Doug Barringer, the chairman of the district’s GOP committee, announced this at the panel’s monthly meeting in Rustburg on Thursday, Rick Boyer, a Lynchburg attorney specializing in election law, said Friday.
With his failure to meet the deadline — intentional or not — Fariss has handed his party’s nomination in the heavily Republican-leaning district to Eric Zehr, his sole challenger in this nomination contest. Barringer said at the party meeting Thursday that the district’s GOP convention, which had been scheduled for June 10 at Rustburg High School, would be canceled. There’s no Democratic candidate in this district so for now Zehr is unopposed.
Barringer said in a phone interview Friday that he sent Fariss several reminders this week reminding him that his paperwork was due. “I was watching for it all day and we tried to call each other a few times but never got to speak,” Barringer said, adding that he could only speculate about why Fariss did not file. “I’m sure that we’ll find out one way or another in the coming days.”
Fariss, who could still run as an independent in the general election set for Nov. 4, did not immediately respond to an email seeking comment Friday.
Zehr said in an email to supporters that because the convention was canceled, there was no longer the need to recruit delegates. “We can get right to the work of knocking doors and meeting the citizens of the district. We are going to need your help and we will be asking you in the coming days to join our team in reaching out,” he said.
Zehr also thanked Fariss for “his years of service in the House of Delegates.”
A Lynchburg native and a resident of Rustburg, Fariss, 54, was first elected to the House of Delegates district in 2011, succeeding Del. Watkins Abbitt Jr., an independent who retired after 26 years in office.
Fariss currently sits on the Agriculture, Chesapeake and Natural Resources committee, the Appropriations and Public Safety committees, and the Health, Welfare and Institutions committee.
The charges against Fariss stem from an incident that happened the afternoon of March 2. According to Virginia State Police, the lawmaker was heading south on U.S. 501 in Campbell County in his 2015 Chevrolet Tahoe when the vehicle crossed the center line, continued off the northbound side of the road and struck a pedestrian, who suffered minor injuries. The woman told authorities she had been a passenger in the SUV prior to the incident.
Fariss left the scene but turned himself in the next day and met a state trooper at the magistrate’s office, state police said.
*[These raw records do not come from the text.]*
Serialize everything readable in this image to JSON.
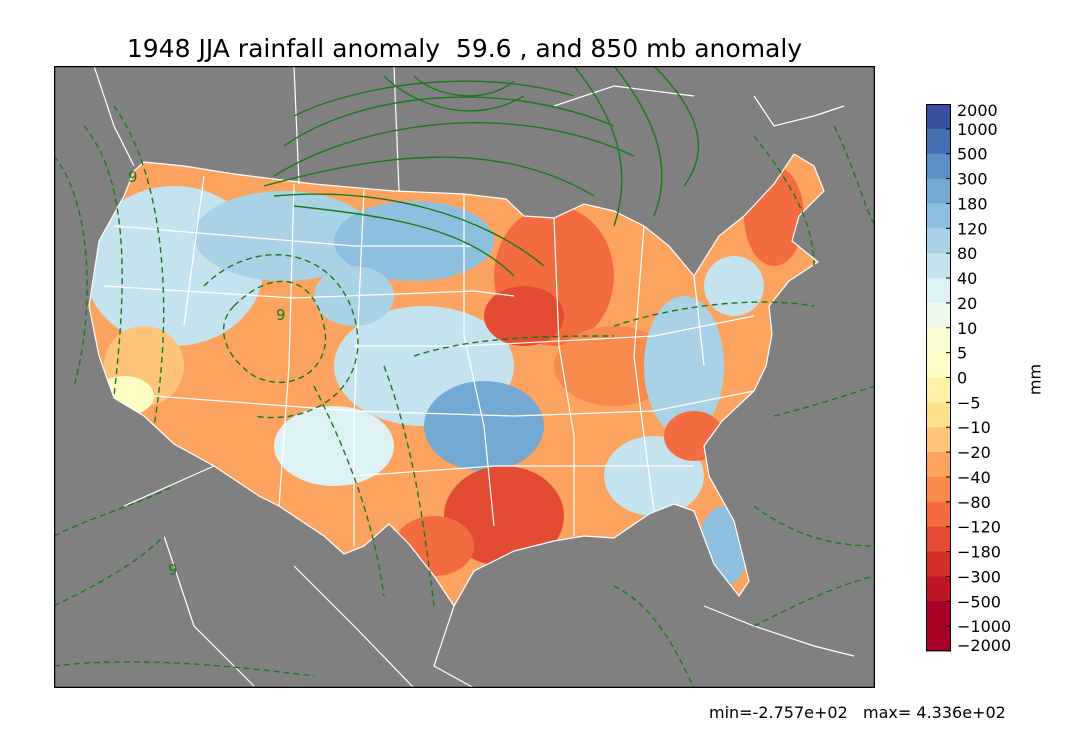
{
  "title": "1948 JJA rainfall anomaly  59.6 , and 850 mb anomaly",
  "colorbar": {
    "unit": "mm",
    "levels": [
      "2000",
      "1000",
      "500",
      "300",
      "180",
      "120",
      "80",
      "40",
      "20",
      "10",
      "5",
      "0",
      "−5",
      "−10",
      "−20",
      "−40",
      "−80",
      "−120",
      "−180",
      "−300",
      "−500",
      "−1000",
      "−2000"
    ],
    "colors": [
      "#3a4f9d",
      "#4570b3",
      "#5b8fc5",
      "#73a9d2",
      "#8ebfde",
      "#a9d2e6",
      "#c4e3ef",
      "#def1f5",
      "#eff8ec",
      "#fbfbd3",
      "#fefec4",
      "#fef1a7",
      "#fee08b",
      "#fdc47a",
      "#fca45f",
      "#f98a4d",
      "#f26c40",
      "#e34b33",
      "#d32f2a",
      "#bd1727",
      "#a50026",
      "#a50026"
    ]
  },
  "contour_labels": [
    "9",
    "9",
    "9"
  ],
  "colors": {
    "ocean": "#808080",
    "boundaries": "#ffffff",
    "contour": "#1a7a1a"
  },
  "stats": {
    "min": "min=-2.757e+02",
    "max": "max= 4.336e+02"
  }
}
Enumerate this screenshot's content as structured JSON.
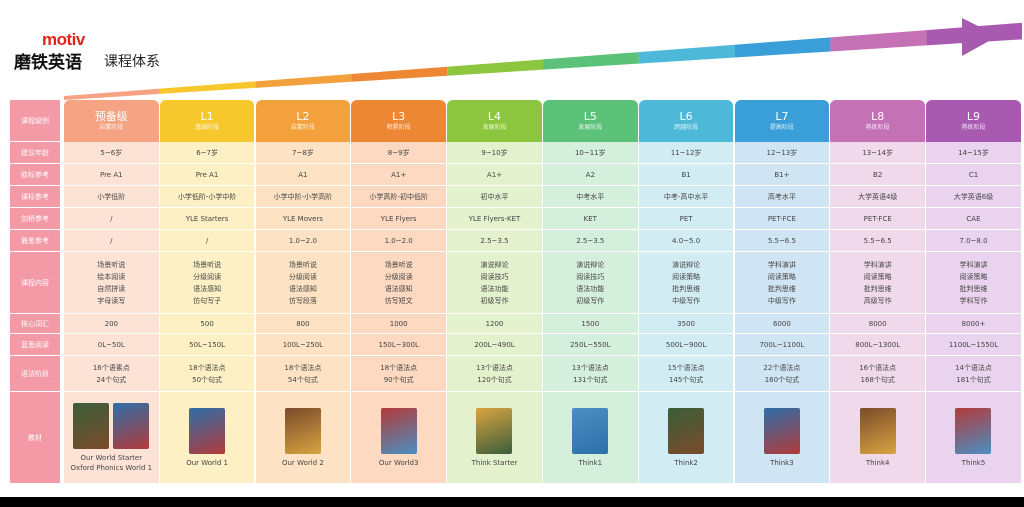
{
  "brand": {
    "logo": "motiv",
    "name": "磨铁英语",
    "subtitle": "课程体系"
  },
  "row_headers": [
    "课程级别",
    "建议年龄",
    "欧标参考",
    "课标参考",
    "剑桥参考",
    "雅思参考",
    "课程内容",
    "核心词汇",
    "蓝思阅读",
    "语法阶段",
    "教材"
  ],
  "levels": [
    {
      "name": "预备级",
      "stage": "启蒙阶段",
      "color": "#f5a383",
      "tint": "#fde3d6",
      "age": "5~6岁",
      "cefr": "Pre A1",
      "curriculum": "小学低阶",
      "cambridge": "/",
      "ielts": "/",
      "content": [
        "场景听说",
        "绘本阅读",
        "自然拼读",
        "字母读写"
      ],
      "vocab": "200",
      "lexile": "0L~50L",
      "grammar": [
        "16个语素点",
        "24个句式"
      ],
      "book": [
        "Our World Starter",
        "Oxford Phonics World 1"
      ]
    },
    {
      "name": "L1",
      "stage": "基础阶段",
      "color": "#f6c82e",
      "tint": "#fcf0c4",
      "age": "6~7岁",
      "cefr": "Pre A1",
      "curriculum": "小学低阶-小学中阶",
      "cambridge": "YLE Starters",
      "ielts": "/",
      "content": [
        "场景听说",
        "分级阅读",
        "语法感知",
        "仿句写子"
      ],
      "vocab": "500",
      "lexile": "50L~150L",
      "grammar": [
        "18个语法点",
        "50个句式"
      ],
      "book": [
        "Our World 1"
      ]
    },
    {
      "name": "L2",
      "stage": "启蒙阶段",
      "color": "#f2a13d",
      "tint": "#fde3c4",
      "age": "7~8岁",
      "cefr": "A1",
      "curriculum": "小学中阶-小学高阶",
      "cambridge": "YLE Movers",
      "ielts": "1.0~2.0",
      "content": [
        "场景听说",
        "分级阅读",
        "语法感知",
        "仿写段落"
      ],
      "vocab": "800",
      "lexile": "100L~250L",
      "grammar": [
        "18个语法点",
        "54个句式"
      ],
      "book": [
        "Our World 2"
      ]
    },
    {
      "name": "L3",
      "stage": "积累阶段",
      "color": "#ee8733",
      "tint": "#fcd9c0",
      "age": "8~9岁",
      "cefr": "A1+",
      "curriculum": "小学高阶-初中低阶",
      "cambridge": "YLE Flyers",
      "ielts": "1.0~2.0",
      "content": [
        "场景听说",
        "分级阅读",
        "语法感知",
        "仿写短文"
      ],
      "vocab": "1000",
      "lexile": "150L~300L",
      "grammar": [
        "18个语法点",
        "90个句式"
      ],
      "book": [
        "Our World3"
      ]
    },
    {
      "name": "L4",
      "stage": "发展阶段",
      "color": "#8cc63f",
      "tint": "#e3f1cd",
      "age": "9~10岁",
      "cefr": "A1+",
      "curriculum": "初中水平",
      "cambridge": "YLE Flyers-KET",
      "ielts": "2.5~3.5",
      "content": [
        "演说辩论",
        "阅读技巧",
        "语法功能",
        "初级写作"
      ],
      "vocab": "1200",
      "lexile": "200L~490L",
      "grammar": [
        "13个语法点",
        "120个句式"
      ],
      "book": [
        "Think Starter"
      ]
    },
    {
      "name": "L5",
      "stage": "发展阶段",
      "color": "#5cc279",
      "tint": "#d4efdb",
      "age": "10~11岁",
      "cefr": "A2",
      "curriculum": "中考水平",
      "cambridge": "KET",
      "ielts": "2.5~3.5",
      "content": [
        "演说辩论",
        "阅读技巧",
        "语法功能",
        "初级写作"
      ],
      "vocab": "1500",
      "lexile": "250L~550L",
      "grammar": [
        "13个语法点",
        "131个句式"
      ],
      "book": [
        "Think1"
      ]
    },
    {
      "name": "L6",
      "stage": "跨越阶段",
      "color": "#4eb8d8",
      "tint": "#d2ecf4",
      "age": "11~12岁",
      "cefr": "B1",
      "curriculum": "中考-高中水平",
      "cambridge": "PET",
      "ielts": "4.0~5.0",
      "content": [
        "演说辩论",
        "阅读策略",
        "批判思维",
        "中级写作"
      ],
      "vocab": "3500",
      "lexile": "500L~900L",
      "grammar": [
        "15个语法点",
        "145个句式"
      ],
      "book": [
        "Think2"
      ]
    },
    {
      "name": "L7",
      "stage": "提高阶段",
      "color": "#3a9fd8",
      "tint": "#cfe5f4",
      "age": "12~13岁",
      "cefr": "B1+",
      "curriculum": "高考水平",
      "cambridge": "PET-FCE",
      "ielts": "5.5~6.5",
      "content": [
        "学科演讲",
        "阅读策略",
        "批判思维",
        "中级写作"
      ],
      "vocab": "6000",
      "lexile": "700L~1100L",
      "grammar": [
        "22个语法点",
        "160个句式"
      ],
      "book": [
        "Think3"
      ]
    },
    {
      "name": "L8",
      "stage": "熟练阶段",
      "color": "#c471b6",
      "tint": "#f1d9ec",
      "age": "13~14岁",
      "cefr": "B2",
      "curriculum": "大学英语4级",
      "cambridge": "PET-FCE",
      "ielts": "5.5~6.5",
      "content": [
        "学科演讲",
        "阅读策略",
        "批判思维",
        "高级写作"
      ],
      "vocab": "8000",
      "lexile": "800L~1300L",
      "grammar": [
        "16个语法点",
        "168个句式"
      ],
      "book": [
        "Think4"
      ]
    },
    {
      "name": "L9",
      "stage": "熟练阶段",
      "color": "#a85ab0",
      "tint": "#ead3ee",
      "age": "14~15岁",
      "cefr": "C1",
      "curriculum": "大学英语6级",
      "cambridge": "CAE",
      "ielts": "7.0~8.0",
      "content": [
        "学科演讲",
        "阅读策略",
        "批判思维",
        "学科写作"
      ],
      "vocab": "8000+",
      "lexile": "1100L~1550L",
      "grammar": [
        "14个语法点",
        "181个句式"
      ],
      "book": [
        "Think5"
      ]
    }
  ],
  "arrow_colors": [
    "#f5a383",
    "#f6c82e",
    "#f2a13d",
    "#ee8733",
    "#8cc63f",
    "#5cc279",
    "#4eb8d8",
    "#3a9fd8",
    "#c471b6",
    "#a85ab0"
  ]
}
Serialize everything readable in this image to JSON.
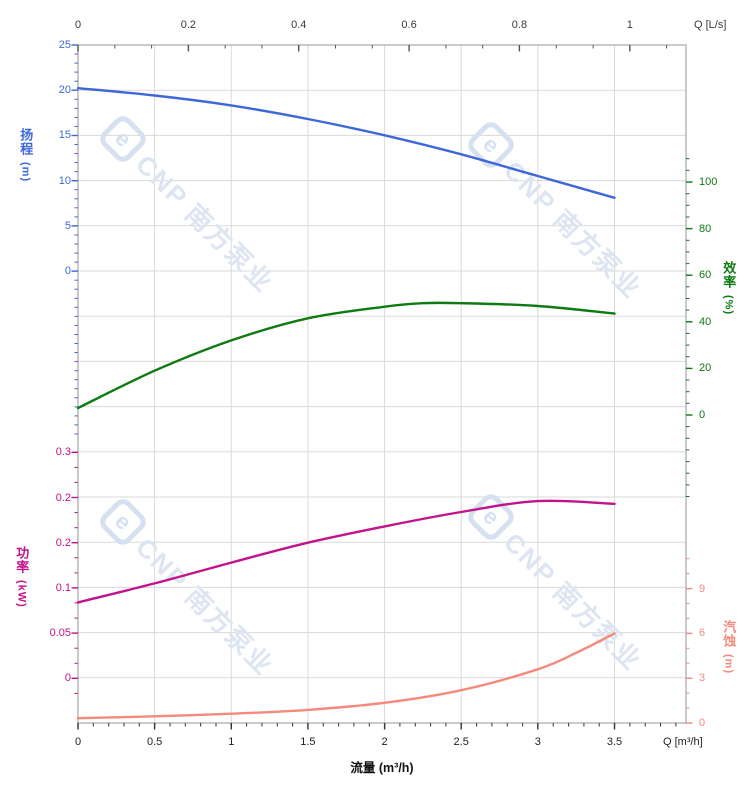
{
  "watermark": {
    "logo_letter": "e",
    "text": "CNP 南方泵业"
  },
  "top_axis": {
    "unit_label": "Q [L/s]",
    "ticks": [
      "0",
      "0.2",
      "0.4",
      "0.6",
      "0.8",
      "1"
    ],
    "color": "#3a3a3a"
  },
  "bottom_axis": {
    "title": "流量 (m³/h)",
    "unit_label": "Q [m³/h]",
    "ticks": [
      "0",
      "0.5",
      "1",
      "1.5",
      "2",
      "2.5",
      "3",
      "3.5"
    ],
    "color": "#222222"
  },
  "head_axis": {
    "title": "扬程",
    "unit": "(m)",
    "ticks": [
      "25",
      "20",
      "15",
      "10",
      "5",
      "0"
    ],
    "color": "#3e68d8"
  },
  "eff_axis": {
    "title": "效率",
    "unit": "(%)",
    "ticks": [
      "100",
      "80",
      "60",
      "40",
      "20",
      "0"
    ],
    "color": "#0e7b12"
  },
  "power_axis": {
    "title": "功率",
    "unit": "(kW)",
    "ticks": [
      "0.3",
      "0.2",
      "0.2",
      "0.1",
      "0.05",
      "0"
    ],
    "color": "#c3138b"
  },
  "npsh_axis": {
    "title": "汽蚀",
    "unit": "(m)",
    "ticks": [
      "9",
      "6",
      "3",
      "0"
    ],
    "color": "#f58a7c"
  },
  "chart_data": {
    "type": "line",
    "xlabel": "流量 (m³/h)",
    "x_axis_bottom": {
      "unit": "m³/h",
      "range": [
        0,
        3.96
      ],
      "tick_values": [
        0,
        0.5,
        1,
        1.5,
        2,
        2.5,
        3,
        3.5
      ]
    },
    "x_axis_top": {
      "unit": "L/s",
      "range": [
        0,
        1.1
      ],
      "tick_values": [
        0,
        0.2,
        0.4,
        0.6,
        0.8,
        1
      ]
    },
    "grid": true,
    "series": [
      {
        "id": "head",
        "name": "扬程",
        "unit": "m",
        "color": "#3e68d8",
        "axis_ticks": [
          25,
          20,
          15,
          10,
          5,
          0
        ],
        "x": [
          0,
          0.5,
          1,
          1.5,
          2,
          2.5,
          3,
          3.5
        ],
        "y": [
          20.2,
          19.4,
          18.3,
          16.8,
          15.0,
          12.9,
          10.5,
          8.1
        ]
      },
      {
        "id": "efficiency",
        "name": "效率",
        "unit": "%",
        "color": "#0e7b12",
        "axis_ticks": [
          100,
          80,
          60,
          40,
          20,
          0
        ],
        "x": [
          0,
          0.5,
          1,
          1.5,
          2,
          2.25,
          2.5,
          3,
          3.5
        ],
        "y": [
          3,
          19,
          32,
          41.5,
          46.5,
          48,
          48,
          46.8,
          43.5
        ]
      },
      {
        "id": "power",
        "name": "功率",
        "unit": "kW",
        "color": "#c3138b",
        "axis_ticks": [
          0.3,
          0.2,
          0.2,
          0.1,
          0.05,
          0
        ],
        "x": [
          0,
          0.5,
          1,
          1.5,
          2,
          2.5,
          3,
          3.5
        ],
        "y": [
          0.084,
          0.105,
          0.128,
          0.15,
          0.168,
          0.184,
          0.196,
          0.193
        ]
      },
      {
        "id": "npsh",
        "name": "汽蚀",
        "unit": "m",
        "color": "#f58a7c",
        "axis_ticks": [
          9,
          6,
          3,
          0
        ],
        "x": [
          0,
          0.5,
          1,
          1.5,
          2,
          2.5,
          3,
          3.25,
          3.5
        ],
        "y": [
          0.32,
          0.45,
          0.62,
          0.88,
          1.35,
          2.2,
          3.6,
          4.7,
          6.0
        ]
      }
    ]
  }
}
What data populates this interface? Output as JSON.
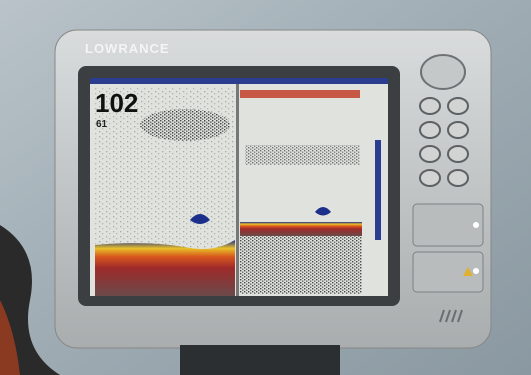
{
  "device": {
    "brand": "LOWRANCE",
    "depth": "102",
    "temperature": "61"
  }
}
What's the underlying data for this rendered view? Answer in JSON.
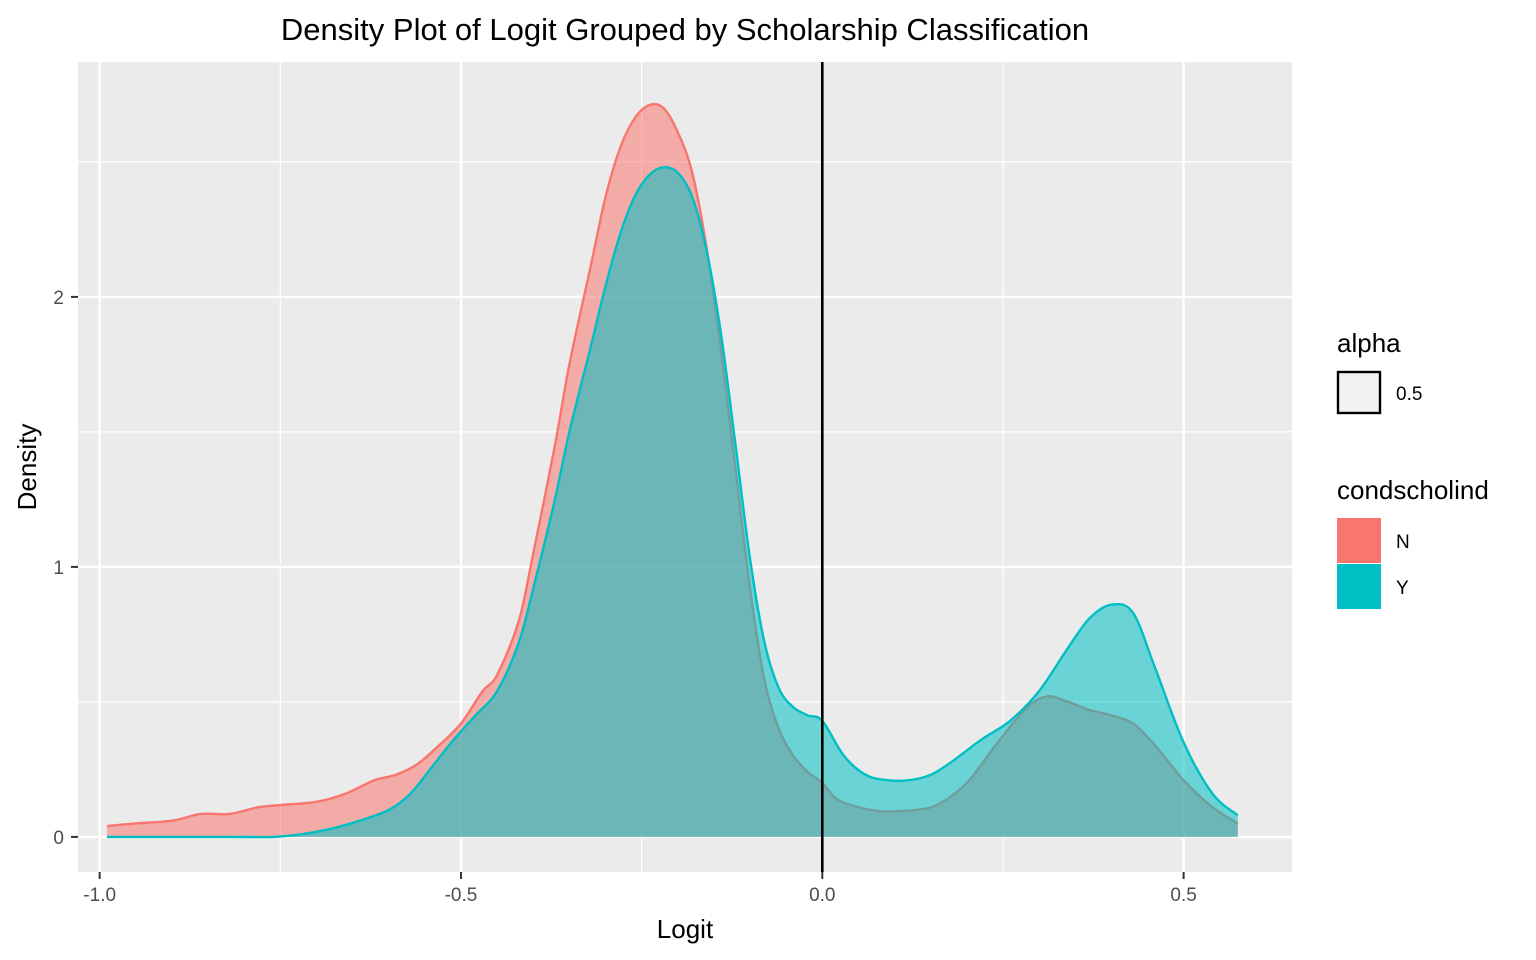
{
  "chart_data": {
    "type": "area",
    "title": "Density Plot of Logit Grouped by Scholarship Classification",
    "xlabel": "Logit",
    "ylabel": "Density",
    "xlim": [
      -1.03,
      0.65
    ],
    "ylim": [
      -0.13,
      2.87
    ],
    "x_ticks": [
      {
        "value": -1.0,
        "label": "-1.0"
      },
      {
        "value": -0.5,
        "label": "-0.5"
      },
      {
        "value": 0.0,
        "label": "0.0"
      },
      {
        "value": 0.5,
        "label": "0.5"
      }
    ],
    "y_ticks": [
      {
        "value": 0,
        "label": "0"
      },
      {
        "value": 1,
        "label": "1"
      },
      {
        "value": 2,
        "label": "2"
      }
    ],
    "vline": 0.0,
    "grid": true,
    "legend_placement": "right",
    "legends": [
      {
        "title": "alpha",
        "entries": [
          {
            "label": "0.5",
            "color": "#f2f2f2"
          }
        ]
      },
      {
        "title": "condscholind",
        "entries": [
          {
            "label": "N",
            "color": "#F8766D"
          },
          {
            "label": "Y",
            "color": "#00BFC4"
          }
        ]
      }
    ],
    "series": [
      {
        "name": "N",
        "color": "#F8766D",
        "x": [
          -0.99,
          -0.95,
          -0.9,
          -0.86,
          -0.82,
          -0.78,
          -0.74,
          -0.7,
          -0.66,
          -0.62,
          -0.59,
          -0.56,
          -0.53,
          -0.5,
          -0.47,
          -0.45,
          -0.42,
          -0.4,
          -0.37,
          -0.35,
          -0.32,
          -0.3,
          -0.28,
          -0.26,
          -0.24,
          -0.22,
          -0.2,
          -0.18,
          -0.16,
          -0.14,
          -0.12,
          -0.1,
          -0.08,
          -0.06,
          -0.04,
          -0.02,
          0.0,
          0.02,
          0.05,
          0.08,
          0.1,
          0.13,
          0.16,
          0.2,
          0.24,
          0.28,
          0.31,
          0.34,
          0.37,
          0.4,
          0.43,
          0.46,
          0.5,
          0.54,
          0.575
        ],
        "y": [
          0.04,
          0.05,
          0.06,
          0.085,
          0.085,
          0.11,
          0.12,
          0.13,
          0.16,
          0.21,
          0.23,
          0.27,
          0.34,
          0.42,
          0.54,
          0.6,
          0.8,
          1.05,
          1.45,
          1.75,
          2.12,
          2.37,
          2.55,
          2.66,
          2.71,
          2.7,
          2.61,
          2.46,
          2.18,
          1.8,
          1.36,
          0.92,
          0.58,
          0.4,
          0.3,
          0.24,
          0.2,
          0.14,
          0.11,
          0.095,
          0.095,
          0.1,
          0.12,
          0.2,
          0.34,
          0.47,
          0.52,
          0.5,
          0.47,
          0.45,
          0.42,
          0.34,
          0.21,
          0.11,
          0.05
        ]
      },
      {
        "name": "Y",
        "color": "#00BFC4",
        "x": [
          -0.99,
          -0.9,
          -0.82,
          -0.76,
          -0.72,
          -0.68,
          -0.64,
          -0.6,
          -0.57,
          -0.54,
          -0.51,
          -0.48,
          -0.45,
          -0.42,
          -0.4,
          -0.37,
          -0.35,
          -0.32,
          -0.3,
          -0.28,
          -0.26,
          -0.24,
          -0.22,
          -0.2,
          -0.18,
          -0.16,
          -0.14,
          -0.12,
          -0.1,
          -0.08,
          -0.06,
          -0.04,
          -0.02,
          0.0,
          0.03,
          0.06,
          0.09,
          0.12,
          0.15,
          0.18,
          0.22,
          0.26,
          0.3,
          0.34,
          0.37,
          0.4,
          0.43,
          0.46,
          0.5,
          0.54,
          0.575
        ],
        "y": [
          0.0,
          0.0,
          0.0,
          0.0,
          0.01,
          0.03,
          0.06,
          0.1,
          0.16,
          0.26,
          0.36,
          0.45,
          0.54,
          0.72,
          0.92,
          1.25,
          1.5,
          1.82,
          2.04,
          2.23,
          2.37,
          2.45,
          2.48,
          2.46,
          2.37,
          2.17,
          1.86,
          1.45,
          1.03,
          0.72,
          0.55,
          0.48,
          0.45,
          0.43,
          0.3,
          0.23,
          0.21,
          0.21,
          0.23,
          0.28,
          0.36,
          0.43,
          0.54,
          0.7,
          0.81,
          0.86,
          0.83,
          0.63,
          0.35,
          0.16,
          0.08
        ]
      }
    ]
  }
}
He was charged with one count of malicious wounding, a Class 3 felony; one count of failing to stop after an accident, a Class 5 felony; and one count of reckless driving, a Class 1 misdemeanor, according to state police and online court records.
Fariss was released on a $7,500 bond and is due to be arraigned in Campbell County General District Court on May 16.
Zehr is a former member of the Campbell County Board of Supervisors, representing Rustburg from 2014 until 2018. He has also served as the chairman of the Campbell County Republican Party and of the 59th House District Republican Committee, which is now the 51st district after the Virginia Supreme Court approved new legislative maps in 2021.
In his email to supporters Friday, Zehr vowed to be “a fighter, not a follower” in Richmond.
“The voters of the 51st district are tired of extremist Democrats in Washington and Richmond robbing us of our freedoms. They are ready to fight back,” Zehr said. “They are ready to send a fighter to Richmond. And I look forward to being their voice in the House of Delegates.”
Barringer, the district’s GOP chair, said that local Republicans reacted favorably to Zehr’s nomination by default. “I think people generally feel very good about Eric. He’s run a very positive and active campaign already,” Barringer said.